Rates are only half the picture when it comes to how much we pay in tax. Cuts to corporation tax rates have been partly offset by measures to lower capital allowances or to reduce tax avoidance.

It’s also correct that corporation tax revenues have increased since 2010, although Mr Davis got the figure wrong. Last year in 2016/17 the UK government raised £50 billion from corporation tax, a cash increase of about £5 billion compared to the same time the year before.

The amount collected by the government hasn’t risen simply because the rate has fallen. Successive policy costings done under the Coalition and Conservative governments suggest it would have collected more in corporation tax if it hadn’t lowered the rates (even though such estimates are quite uncertain). You’d expect the cash value of corporation tax receipts to rise each year as the economy grew, all else being equal.

As Mr Davis said, the cash value now is the highest recorded since 1980.

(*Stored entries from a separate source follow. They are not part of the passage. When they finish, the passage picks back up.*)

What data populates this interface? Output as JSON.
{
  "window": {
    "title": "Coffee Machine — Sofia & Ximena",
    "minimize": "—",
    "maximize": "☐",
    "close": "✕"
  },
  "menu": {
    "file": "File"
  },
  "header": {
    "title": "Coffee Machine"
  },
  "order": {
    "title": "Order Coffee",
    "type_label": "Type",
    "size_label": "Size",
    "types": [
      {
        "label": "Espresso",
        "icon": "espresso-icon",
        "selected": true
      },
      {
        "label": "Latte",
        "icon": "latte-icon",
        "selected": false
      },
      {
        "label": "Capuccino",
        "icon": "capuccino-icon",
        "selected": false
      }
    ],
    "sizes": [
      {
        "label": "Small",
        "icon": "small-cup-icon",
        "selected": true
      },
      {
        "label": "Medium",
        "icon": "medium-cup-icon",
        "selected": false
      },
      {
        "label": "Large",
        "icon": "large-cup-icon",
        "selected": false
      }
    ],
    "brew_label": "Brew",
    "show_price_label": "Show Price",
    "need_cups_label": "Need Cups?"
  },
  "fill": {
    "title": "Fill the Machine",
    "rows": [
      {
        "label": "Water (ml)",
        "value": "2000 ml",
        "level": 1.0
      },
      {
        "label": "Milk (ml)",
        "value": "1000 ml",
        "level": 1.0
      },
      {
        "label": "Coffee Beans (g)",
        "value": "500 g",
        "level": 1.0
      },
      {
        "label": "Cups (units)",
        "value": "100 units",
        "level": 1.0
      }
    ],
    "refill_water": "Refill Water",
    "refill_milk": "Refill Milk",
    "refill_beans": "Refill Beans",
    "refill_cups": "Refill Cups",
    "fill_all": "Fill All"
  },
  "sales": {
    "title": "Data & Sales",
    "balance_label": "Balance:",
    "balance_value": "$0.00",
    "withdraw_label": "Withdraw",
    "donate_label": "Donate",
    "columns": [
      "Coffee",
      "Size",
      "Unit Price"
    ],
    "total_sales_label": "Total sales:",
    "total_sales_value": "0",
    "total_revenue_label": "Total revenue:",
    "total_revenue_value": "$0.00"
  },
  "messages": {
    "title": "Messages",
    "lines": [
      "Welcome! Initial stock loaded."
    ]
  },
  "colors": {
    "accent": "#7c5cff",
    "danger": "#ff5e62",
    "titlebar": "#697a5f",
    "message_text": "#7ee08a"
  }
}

It’s more useful to look at what has happened to this amount as a percentage of the UK’s overall economic output. Initially, as a share of our GDP, the revenue from all forms of corporation tax (including things like Bank Surcharge, which aren’t included in the £50 billion figure above) increased from 2009/10 to 2011/12. It then fell for two years and levelled out for two more. Last year the share started to increase again.

When Margaret Thatcher came to power in 1979 the standard rate of corporation tax was set at 52%. It was reduced over the next few years and the last time it was changed while she was Prime Minister was in 1990 when it was cut to 34%.

The small companies rate of corporation tax also fell while Margaret Thatcher was Prime Minister.